First things first: I have to admit that I almost choked on my diet cherry cola when I read the double-decker headline on this Los Angeles Times news feature about the next round of cultural warfare at the U.S. Supreme Court. Ready? You have been warned:

In new term, Supreme Court may steer to right on key social issues

The Supreme Court’s conservative bloc has a clear chance to shift the law to the right on abortion, contraception, religion and campaign funding

Now, faithful GetReligion readers will know that — as a pro-life Democrat — I am not pleased when journalists slap simplistic religious or political labels on people. In particular, it is often important to separate religious doctrine from political beliefs. When covering Republicans, it is also crucial to grasp that there are people who are conservative on economic and openly political issues, while veering to the left on moral and cultural issues. This familiar name leaps to mind: Justice Anthony Kennedy.
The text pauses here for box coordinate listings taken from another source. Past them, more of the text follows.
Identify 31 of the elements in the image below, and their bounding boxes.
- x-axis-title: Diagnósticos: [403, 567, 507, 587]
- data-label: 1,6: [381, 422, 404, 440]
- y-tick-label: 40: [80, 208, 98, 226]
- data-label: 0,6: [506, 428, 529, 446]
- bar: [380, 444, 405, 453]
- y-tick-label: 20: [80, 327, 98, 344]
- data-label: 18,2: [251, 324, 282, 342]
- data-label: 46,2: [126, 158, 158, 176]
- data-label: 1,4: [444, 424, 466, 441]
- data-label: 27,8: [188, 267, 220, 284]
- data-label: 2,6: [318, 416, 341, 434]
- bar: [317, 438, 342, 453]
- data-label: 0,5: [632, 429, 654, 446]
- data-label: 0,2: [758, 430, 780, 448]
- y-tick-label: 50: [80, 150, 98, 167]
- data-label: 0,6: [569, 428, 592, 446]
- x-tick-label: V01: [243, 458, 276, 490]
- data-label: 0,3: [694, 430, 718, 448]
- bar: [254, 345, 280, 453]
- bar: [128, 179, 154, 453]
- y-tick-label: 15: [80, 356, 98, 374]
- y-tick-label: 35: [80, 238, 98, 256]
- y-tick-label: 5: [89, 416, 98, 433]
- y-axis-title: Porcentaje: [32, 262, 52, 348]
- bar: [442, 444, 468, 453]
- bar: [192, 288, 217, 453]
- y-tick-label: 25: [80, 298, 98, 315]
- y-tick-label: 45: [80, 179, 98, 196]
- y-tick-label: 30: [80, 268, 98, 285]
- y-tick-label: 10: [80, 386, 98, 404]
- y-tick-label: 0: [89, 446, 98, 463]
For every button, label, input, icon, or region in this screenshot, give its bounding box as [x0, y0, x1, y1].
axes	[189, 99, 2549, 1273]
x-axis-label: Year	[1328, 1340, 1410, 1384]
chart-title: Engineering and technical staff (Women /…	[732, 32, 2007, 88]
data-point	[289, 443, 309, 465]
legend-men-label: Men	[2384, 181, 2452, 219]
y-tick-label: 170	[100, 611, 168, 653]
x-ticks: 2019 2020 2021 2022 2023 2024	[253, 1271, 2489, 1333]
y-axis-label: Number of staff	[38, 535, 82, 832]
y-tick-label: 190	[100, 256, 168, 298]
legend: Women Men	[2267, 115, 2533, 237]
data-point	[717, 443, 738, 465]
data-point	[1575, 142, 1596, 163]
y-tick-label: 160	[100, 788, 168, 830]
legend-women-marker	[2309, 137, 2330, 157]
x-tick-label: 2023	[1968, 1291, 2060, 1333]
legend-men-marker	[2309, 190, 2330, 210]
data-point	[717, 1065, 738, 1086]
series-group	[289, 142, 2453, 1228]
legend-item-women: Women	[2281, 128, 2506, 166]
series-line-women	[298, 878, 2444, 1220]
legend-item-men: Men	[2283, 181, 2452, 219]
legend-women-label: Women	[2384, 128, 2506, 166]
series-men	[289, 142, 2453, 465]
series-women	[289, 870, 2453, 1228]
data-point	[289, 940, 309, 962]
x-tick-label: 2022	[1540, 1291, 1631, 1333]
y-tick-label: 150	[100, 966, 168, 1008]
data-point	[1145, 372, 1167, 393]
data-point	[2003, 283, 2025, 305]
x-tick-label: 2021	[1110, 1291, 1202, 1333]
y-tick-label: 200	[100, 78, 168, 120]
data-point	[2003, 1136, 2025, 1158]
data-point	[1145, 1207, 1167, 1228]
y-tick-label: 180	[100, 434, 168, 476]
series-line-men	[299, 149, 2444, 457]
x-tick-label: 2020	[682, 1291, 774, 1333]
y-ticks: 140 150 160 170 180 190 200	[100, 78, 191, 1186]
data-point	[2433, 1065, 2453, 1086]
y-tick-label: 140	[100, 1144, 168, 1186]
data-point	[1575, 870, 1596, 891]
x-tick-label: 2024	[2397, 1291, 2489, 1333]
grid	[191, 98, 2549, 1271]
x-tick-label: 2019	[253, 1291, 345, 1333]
So I understand that, on some issues, the current high court does contain five people who from time to time form a “conservative bloc.” But does this court really contain a “conservative bloc” when addressing moral, cultural and religious issues?

To understand my main problem with the content of this story, it helps to see the framing. Let’s get started:

If the justices on the right agree among themselves, they could free wealthy donors to give far more to candidates and parties and clear the way for exclusively Christian prayers at local government events.

Wait, what’s with the “clear the way” language? Isn’t the issue whether citizens, under the First Amendment, can CONTINUE to offer prayers that contain exclusively Christian images and language? I mean, I hate to break this to folks on the left coast, but lots of folks have been using Trinitarian language in public prayers in the American heartland for a long, long time. This is news? The issue is whether the state has the power to forbid, control or at the very least edit this form of speech.

Back to the story’s overture and the passage that sure as heckfire caught my attention:

By next spring, the justices are likely to revisit part of President Obama’s healthcare law to decide a religious-rights challenge to the requirement that large private employers provide their workers with coverage for contraceptives. Dozens of employers who run for-profit companies have sued, contending that providing health insurance that includes a full range of contraceptives violates their religious beliefs.

Yes, it is possible that the court will take a second look at the fine details in that healthcare law. We know that because one of its most liberal members dropped a hint about that in her written opinion in support of the “individual mandate” plank in the Health and Human Services regulations.